On Wednesday, CNN’s Joan Biskupic reported that Kavanaugh argued in private memos to his fellow justices that between the court voting 5-4 against the law and Justice Stephen Breyer completing his majority opinion, Kavanaugh lobbied his fellow justices to send the case back to a lower court for additional fact-finding.

“Kavanaugh's new suggestion would keep the law blocked in the short term while the case moved back through the legal system,” Biskupic wrote. “In memos to colleagues, Kavanaugh questioned whether the trial judge had sufficient evidence to declare that the requirement would force abortion clinics to close.”

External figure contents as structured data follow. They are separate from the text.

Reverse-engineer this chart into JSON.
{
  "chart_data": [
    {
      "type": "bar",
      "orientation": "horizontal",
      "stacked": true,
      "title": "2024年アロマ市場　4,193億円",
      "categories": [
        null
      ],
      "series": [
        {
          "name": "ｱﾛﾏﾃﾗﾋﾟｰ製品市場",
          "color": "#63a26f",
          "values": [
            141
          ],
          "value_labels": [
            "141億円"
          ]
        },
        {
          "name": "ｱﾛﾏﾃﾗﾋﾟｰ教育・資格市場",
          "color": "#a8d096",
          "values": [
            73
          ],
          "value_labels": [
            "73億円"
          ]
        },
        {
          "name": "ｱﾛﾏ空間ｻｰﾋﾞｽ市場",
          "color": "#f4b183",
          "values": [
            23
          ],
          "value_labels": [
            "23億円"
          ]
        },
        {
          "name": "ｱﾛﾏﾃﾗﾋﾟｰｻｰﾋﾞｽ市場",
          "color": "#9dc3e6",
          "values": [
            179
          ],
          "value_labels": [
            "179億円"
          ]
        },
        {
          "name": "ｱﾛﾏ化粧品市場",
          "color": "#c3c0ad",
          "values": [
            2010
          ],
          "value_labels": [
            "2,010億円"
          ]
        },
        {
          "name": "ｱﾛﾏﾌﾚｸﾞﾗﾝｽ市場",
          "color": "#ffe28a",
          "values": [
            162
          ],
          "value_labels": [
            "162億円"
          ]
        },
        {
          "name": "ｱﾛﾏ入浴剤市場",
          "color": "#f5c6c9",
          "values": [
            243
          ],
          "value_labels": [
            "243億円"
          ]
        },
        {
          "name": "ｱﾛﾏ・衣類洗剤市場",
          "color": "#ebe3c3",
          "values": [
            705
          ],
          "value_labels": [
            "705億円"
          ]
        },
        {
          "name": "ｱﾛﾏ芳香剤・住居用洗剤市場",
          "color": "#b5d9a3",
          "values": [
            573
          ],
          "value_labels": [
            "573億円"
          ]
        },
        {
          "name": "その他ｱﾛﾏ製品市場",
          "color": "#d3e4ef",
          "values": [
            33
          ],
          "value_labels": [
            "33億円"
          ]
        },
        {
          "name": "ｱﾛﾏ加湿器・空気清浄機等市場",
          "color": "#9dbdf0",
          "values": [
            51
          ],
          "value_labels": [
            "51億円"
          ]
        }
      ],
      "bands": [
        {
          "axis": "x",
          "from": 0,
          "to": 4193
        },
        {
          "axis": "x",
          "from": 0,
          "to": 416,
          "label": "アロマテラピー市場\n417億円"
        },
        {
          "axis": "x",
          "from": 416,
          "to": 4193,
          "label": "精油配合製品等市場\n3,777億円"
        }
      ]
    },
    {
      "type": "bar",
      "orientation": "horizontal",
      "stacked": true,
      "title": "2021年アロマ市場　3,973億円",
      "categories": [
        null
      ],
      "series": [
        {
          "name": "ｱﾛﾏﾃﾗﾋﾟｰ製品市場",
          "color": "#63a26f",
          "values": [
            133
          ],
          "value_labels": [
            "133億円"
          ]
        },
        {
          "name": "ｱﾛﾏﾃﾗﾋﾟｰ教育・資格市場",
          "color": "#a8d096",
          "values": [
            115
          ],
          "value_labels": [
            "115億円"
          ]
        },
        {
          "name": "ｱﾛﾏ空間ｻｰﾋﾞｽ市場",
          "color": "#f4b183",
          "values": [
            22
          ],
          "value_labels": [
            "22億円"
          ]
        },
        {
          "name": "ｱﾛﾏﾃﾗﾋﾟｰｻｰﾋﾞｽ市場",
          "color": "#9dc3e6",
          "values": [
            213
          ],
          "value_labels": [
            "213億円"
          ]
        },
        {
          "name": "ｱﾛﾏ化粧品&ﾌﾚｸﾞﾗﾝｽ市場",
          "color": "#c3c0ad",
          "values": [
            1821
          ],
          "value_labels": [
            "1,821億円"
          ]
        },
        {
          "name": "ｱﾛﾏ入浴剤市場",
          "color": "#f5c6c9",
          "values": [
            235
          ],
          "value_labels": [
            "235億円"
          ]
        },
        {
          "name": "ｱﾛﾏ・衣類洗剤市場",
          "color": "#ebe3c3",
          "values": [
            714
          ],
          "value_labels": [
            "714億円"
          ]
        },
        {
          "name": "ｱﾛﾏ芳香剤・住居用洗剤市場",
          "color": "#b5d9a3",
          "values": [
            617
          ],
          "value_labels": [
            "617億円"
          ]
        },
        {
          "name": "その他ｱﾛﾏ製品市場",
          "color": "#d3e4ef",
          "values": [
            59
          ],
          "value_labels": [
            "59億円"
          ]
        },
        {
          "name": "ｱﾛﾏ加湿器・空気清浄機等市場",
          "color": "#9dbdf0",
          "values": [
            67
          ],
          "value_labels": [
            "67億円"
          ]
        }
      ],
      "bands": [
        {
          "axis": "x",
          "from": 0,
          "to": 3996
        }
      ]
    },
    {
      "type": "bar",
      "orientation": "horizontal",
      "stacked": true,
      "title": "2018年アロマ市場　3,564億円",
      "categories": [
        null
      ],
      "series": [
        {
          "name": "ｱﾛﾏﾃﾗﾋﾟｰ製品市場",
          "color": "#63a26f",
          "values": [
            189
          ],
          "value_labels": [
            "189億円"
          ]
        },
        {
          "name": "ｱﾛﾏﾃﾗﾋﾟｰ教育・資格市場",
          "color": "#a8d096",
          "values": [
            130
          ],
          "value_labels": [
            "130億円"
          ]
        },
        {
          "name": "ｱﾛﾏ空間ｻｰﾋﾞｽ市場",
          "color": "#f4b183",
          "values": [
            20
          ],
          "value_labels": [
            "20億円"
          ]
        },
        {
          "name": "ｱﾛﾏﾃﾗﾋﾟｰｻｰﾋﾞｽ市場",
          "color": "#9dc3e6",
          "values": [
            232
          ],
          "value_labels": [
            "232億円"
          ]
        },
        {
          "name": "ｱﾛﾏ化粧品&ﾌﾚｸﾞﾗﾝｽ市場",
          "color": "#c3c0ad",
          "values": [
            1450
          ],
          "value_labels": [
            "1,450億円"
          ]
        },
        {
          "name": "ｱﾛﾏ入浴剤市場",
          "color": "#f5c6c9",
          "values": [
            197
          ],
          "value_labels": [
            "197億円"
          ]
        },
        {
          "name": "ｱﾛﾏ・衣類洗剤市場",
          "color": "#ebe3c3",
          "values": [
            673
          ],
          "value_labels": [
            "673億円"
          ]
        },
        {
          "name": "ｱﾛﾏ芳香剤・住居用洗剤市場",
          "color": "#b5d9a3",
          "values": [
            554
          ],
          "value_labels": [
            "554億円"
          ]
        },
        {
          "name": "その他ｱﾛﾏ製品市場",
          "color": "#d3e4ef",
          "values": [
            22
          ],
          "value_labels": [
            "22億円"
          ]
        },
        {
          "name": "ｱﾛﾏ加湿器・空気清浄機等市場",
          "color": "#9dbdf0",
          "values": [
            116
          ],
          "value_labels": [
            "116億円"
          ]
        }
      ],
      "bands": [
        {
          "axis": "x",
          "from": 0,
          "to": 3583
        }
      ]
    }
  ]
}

“There were no takers among the justices for Kavanaugh's suggested solution,” she continued. “The liberals were locked in, and the three other conservatives were ready to dissent with no equivocation.” Kavanaugh went on to express his preferred outcome in his aforementioned dissenting opinion.

CNN’s revelation does little to clarify, in either direction, what Kavanaugh would ultimately do when asked to rule directly on Roe v. Wade’s merits. He went out of his way to push for a path through which the admitting privilege law could survive, but also declined to join the court’s conservatives in simply upholding the law, preferring instead to write an opinion that accepted the underlying logic of the Texas precedent.

In an April opinion on an unrelated case, Kavanaugh elaborated on his thought process for when longstanding precedents (such as Roe) should be left alone or overturned, arguing that it wasn’t enough for a past case to be wrongly decided. Rather, he argued, justices should make that decision based on criteria such as whether a precedent is “not just wrong, but grievously or egregiously wrong”;  whether it “caused significant negative jurisprudential or real-world consequences” for both the legal system and the citizenry; and whether overturning it would “unduly upset” people’s reliance on it.

Such ongoing questions as to whether conservatives can trust Republican-appointed justices to deliver the rulings for which they support Republican presidents recently led Sen. Josh Hawley, R-Missouri, to announce that he will only vote for future Supreme Court picks who have opposed Roe on the record before their confirmation hearings. So far, no other Republican senator has echoed his pledge.